Almanya 1 Temmuz’dan itibaren Avrupa Birliği Dönem Başkanlığı’nı devir alacak. Almanya’nın dönem başkanlığı sürecinde AB-Türkiye ilişkilerinde daha sıkı iş birliğine dönük adımlar atılıp atılmayacağı, en çok merak edilen konular arasında bulunuyor.
Almanya’nın Türkiye’ye yönelik seyahat uyarısını 31 Ağustos’a kadar uzatması, ardından Ankara’dan gelen tüm diplomatik çağrı ve girişimlere rağmen Türkiye’yi “riskli bölge” ilan etmesi, söz konusu altı ayın bu bağlamda zorlu geçeceği şeklinde yorumlanıyor.
Yapılan başka yorumlarda, AB-Türkiye ilişkilerine yeni bir ivme kazandırılmasının, Kıbrıs, Doğu Akdeniz ile Libya’daki siyasi gerilimler nedeniyle daha da zorlaştığı tahmin ediliyor. Ancak aynı zamanda, AB’nin dünya siyasetindeki ağırlığının daha fazla hissedilmesi hedefi nedeniyle, Almanya’nın Ankara ile diplomatik temaslara önümüzdeki aylarda hız kazandırması bekleniyor.
Almanya’nın AB Dönem Başkanlığı‘nın, AB-Türkiye ilişkilerine yeni bir ivme getirip getiremeyeceği konusunda soruları yanıtlayan uzman ve siyasetçiler, bu konuda pek iyimser konuşmuyor.

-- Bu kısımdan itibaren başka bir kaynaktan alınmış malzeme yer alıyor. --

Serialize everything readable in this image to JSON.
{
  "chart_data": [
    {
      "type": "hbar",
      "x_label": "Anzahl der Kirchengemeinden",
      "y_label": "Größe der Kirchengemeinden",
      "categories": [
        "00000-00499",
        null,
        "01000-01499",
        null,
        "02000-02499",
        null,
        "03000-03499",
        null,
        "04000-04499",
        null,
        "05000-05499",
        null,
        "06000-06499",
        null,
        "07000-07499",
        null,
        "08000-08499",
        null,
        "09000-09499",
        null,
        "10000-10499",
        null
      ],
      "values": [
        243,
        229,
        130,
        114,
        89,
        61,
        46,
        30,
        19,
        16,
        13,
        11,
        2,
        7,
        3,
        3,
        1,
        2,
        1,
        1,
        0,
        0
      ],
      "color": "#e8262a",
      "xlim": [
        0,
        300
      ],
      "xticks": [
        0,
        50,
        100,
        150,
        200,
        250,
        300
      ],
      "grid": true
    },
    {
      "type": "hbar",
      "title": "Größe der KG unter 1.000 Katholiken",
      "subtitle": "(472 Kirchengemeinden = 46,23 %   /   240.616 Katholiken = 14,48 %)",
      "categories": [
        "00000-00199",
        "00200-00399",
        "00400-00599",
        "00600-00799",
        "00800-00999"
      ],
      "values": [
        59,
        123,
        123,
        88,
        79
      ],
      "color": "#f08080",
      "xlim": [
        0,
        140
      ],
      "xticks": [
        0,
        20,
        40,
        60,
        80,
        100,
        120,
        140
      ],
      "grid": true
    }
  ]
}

Avrupa Parlamentosu Sosyalistler ve Demokratlar Grubu (S&D) üyesi İsmail Ertuğ’un görüşleri şöyle:
“Almanya’nın başkanlık dönemi zor bir döneme rastlıyor. Corona krizi tüm dünyayı olduğu gibi Avrupa Birliği’ni de ciddi bir şekilde vurdu. AB’nin hazırladığı 750 milyarlık Euro’luk ekonomiyi kurtarma paketinin dağıtımı Almanya’nın dönem başkanlığında olacak. Dolayısıyla Almanya‘nın burada ciddi bir mesafe kaydetmesi gerekiyor. Ben Almanya’nın bunu başaracağı kanaatindeyim. Almanya ekonomisi en güçlü ülke. Burada altı ay boyunca önemli bir siyaset yapılacağına inanıyorum. Türkiye tarafından baktığımızda ise ilişkilerin çok iyi ilerleyeceğini düşünmüyorum. Dondurulmuş haliyle, olduğu gibi devam eder. Bazıları bunu söylemekten çekiniyor, ama ben bunu söylemek durumundayım. AB, Türkiye’deki baskıcı yönetim devam ettiği sürece bir adım atmayacaktır. Bunu biliyorum, içersindeyim, konuşulanları duyuyorum, yapılanları görüyorum. Doğruyu söylemek o açıdan yanlış değil.”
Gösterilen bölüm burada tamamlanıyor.